I know that such an accounting has not been admitted, and there is no sign that any such analysis has ever been made, or that the people doing this shit have the wisdom to make it.

Which was my point: we have no information of any benefit at all from torturing prisoners. You, for example, have no information on which to base your ignorant and poorly considered personal speculative opinion that torture has had any net benefit whatsoever - and you are deliberately ignoring plenty of circumstantial evidence that it has had large costs.

Which would be normal, historically, for torture-based information gathering. Info is not what the pros have traditionally used torture for. It doesn't work very well, for that.
count said:
Gitmo I know less about.

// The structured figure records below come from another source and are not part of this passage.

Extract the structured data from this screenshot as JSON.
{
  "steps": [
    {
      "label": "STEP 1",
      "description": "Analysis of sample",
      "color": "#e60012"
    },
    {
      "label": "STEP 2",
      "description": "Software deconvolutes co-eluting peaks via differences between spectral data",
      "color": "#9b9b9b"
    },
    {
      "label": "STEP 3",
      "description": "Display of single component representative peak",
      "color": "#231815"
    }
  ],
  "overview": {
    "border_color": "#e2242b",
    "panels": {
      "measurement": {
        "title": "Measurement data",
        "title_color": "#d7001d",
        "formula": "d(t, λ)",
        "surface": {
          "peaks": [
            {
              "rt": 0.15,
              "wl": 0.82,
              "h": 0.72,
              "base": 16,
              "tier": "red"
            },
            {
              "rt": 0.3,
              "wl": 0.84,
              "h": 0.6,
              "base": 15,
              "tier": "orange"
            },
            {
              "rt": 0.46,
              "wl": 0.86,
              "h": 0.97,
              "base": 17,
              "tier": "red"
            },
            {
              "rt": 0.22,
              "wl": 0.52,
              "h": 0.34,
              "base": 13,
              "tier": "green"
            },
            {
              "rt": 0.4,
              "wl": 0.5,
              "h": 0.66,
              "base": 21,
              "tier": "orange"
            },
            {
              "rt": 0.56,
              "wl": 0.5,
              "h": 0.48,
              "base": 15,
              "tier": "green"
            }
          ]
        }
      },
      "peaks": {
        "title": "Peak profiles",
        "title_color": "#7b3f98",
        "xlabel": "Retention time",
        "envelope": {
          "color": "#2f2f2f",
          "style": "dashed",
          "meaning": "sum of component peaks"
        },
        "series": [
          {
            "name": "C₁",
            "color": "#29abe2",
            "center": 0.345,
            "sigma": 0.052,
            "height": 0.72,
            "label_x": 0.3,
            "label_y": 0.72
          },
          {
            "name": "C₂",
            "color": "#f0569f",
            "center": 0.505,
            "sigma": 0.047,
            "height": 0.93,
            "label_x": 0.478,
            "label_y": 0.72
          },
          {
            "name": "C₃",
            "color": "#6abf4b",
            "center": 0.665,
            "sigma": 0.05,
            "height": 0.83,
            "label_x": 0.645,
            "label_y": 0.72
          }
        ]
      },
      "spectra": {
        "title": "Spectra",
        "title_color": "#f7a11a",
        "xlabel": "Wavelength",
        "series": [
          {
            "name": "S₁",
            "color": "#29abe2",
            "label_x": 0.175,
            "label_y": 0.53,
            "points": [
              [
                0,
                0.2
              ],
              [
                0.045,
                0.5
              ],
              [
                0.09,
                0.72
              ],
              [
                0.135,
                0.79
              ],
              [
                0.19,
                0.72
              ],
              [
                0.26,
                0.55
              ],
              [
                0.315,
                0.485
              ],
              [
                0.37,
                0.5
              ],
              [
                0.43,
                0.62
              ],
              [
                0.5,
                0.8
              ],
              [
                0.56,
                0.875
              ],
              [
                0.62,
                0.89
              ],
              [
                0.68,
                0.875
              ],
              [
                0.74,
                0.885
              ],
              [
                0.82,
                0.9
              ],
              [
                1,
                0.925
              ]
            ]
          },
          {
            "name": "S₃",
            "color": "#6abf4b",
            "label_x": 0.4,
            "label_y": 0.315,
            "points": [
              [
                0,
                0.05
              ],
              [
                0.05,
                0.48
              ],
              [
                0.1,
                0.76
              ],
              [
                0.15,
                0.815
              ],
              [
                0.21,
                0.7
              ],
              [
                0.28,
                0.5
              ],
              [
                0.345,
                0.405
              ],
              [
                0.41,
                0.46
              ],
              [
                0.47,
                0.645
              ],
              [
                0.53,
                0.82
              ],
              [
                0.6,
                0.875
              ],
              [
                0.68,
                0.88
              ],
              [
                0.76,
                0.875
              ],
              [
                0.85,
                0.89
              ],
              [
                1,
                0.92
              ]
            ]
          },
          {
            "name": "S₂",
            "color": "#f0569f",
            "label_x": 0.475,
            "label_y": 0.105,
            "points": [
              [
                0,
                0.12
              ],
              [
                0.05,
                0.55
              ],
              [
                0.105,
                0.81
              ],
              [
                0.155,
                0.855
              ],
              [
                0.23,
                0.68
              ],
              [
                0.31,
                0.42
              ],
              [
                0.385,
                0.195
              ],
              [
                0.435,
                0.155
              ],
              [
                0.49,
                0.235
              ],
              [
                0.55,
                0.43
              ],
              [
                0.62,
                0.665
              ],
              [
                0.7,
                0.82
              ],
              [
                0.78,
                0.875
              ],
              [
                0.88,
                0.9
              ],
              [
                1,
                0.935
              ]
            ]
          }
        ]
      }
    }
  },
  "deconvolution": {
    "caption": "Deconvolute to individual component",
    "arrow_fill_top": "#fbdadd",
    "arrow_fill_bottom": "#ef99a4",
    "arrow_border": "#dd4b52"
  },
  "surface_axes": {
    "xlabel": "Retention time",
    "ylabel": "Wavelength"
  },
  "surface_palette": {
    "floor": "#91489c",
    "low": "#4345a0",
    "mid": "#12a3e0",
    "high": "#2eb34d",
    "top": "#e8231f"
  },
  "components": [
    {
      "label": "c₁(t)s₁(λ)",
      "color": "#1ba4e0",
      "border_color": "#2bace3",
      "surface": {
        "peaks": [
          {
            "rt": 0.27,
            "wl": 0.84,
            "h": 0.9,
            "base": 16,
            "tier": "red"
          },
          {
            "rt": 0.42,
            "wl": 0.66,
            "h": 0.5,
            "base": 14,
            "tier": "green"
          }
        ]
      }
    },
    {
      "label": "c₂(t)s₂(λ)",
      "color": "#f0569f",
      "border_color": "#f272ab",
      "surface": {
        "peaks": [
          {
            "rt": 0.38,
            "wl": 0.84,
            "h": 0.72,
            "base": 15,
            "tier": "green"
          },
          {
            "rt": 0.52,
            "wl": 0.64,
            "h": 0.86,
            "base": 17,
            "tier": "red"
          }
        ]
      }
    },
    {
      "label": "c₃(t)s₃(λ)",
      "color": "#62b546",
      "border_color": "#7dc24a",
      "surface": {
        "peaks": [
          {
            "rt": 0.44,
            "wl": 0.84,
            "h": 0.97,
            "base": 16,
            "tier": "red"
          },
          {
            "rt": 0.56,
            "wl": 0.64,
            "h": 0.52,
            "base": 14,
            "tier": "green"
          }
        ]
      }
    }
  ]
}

I wasn't aware of very many claims of torture there, and the ones I was aware of all seemed spurious, as if they were made to drum up news or provide the foundation for a law suit. On its face, it wouldn't make sense to "torture" high profile captives there.
You found the eyewitness FBI accounts unpersuasive, the various connections with Abu Ghraib and Bagram dismissable, the belated discoveries of ghost detainees hidden from observers (such as the Red Cross)unsymptomatic, the interrogation manuals (prior to recent rewriting) uninformative, Yoo's and Gonzalez's legal manueverings unindicative, the various testimonies of lawyers involved untrustworthy, the rate of confession and silence agreements in released captives unworthy of note, the newspaper photos of new arrivals held in painful stress positions blindfolded under the Cuban sun not at all revealing, Hersh's articles undependable, and so forth.

OK

But what would "make sense" for "high profile captives" is irrelevant. No one has ever accused these filthy clowns of restricting their little tricks and techniques to the important, the high profile, or even the informative. They've got people at Gitmo because of typos in their names. That isn't the point, with Gitmo type operations - it could be you, is the point.

count said:
You think the officers in the CTC don't know that half the garbage KSM said was just that? Garbage? They know that.
Maybe. Do they know which half ? Apparently, they can't take five minutes to edit the obvious foolishness out of a major, headline, President-requested press release. OK. How did it get into the press release ?
count said:
The CIA, to my knowledge, was not involved at Abu Ghraib becuase the level of detainees there did not warrant it.

In fact, my understanding of the problems there,
The important observation is that there weren't serious "problems" there during the months of abuse. The interrogators were not surprised or displeased with what they were seeing in their sessions, the guy in charge of Gitmo was advising them on techniques from his greater experience, the doctors were doing their jobs, the guards were clearly satisfactory, the whole operation was apparently working as designed for months.

Then some of the photos a couple of guards had been encouraged - Ms England said "ordered" - to take, got loose. Suddenly there were problems.

No photos ever got loose from the rooms the FBI agent observed at Gitmo. So no problems.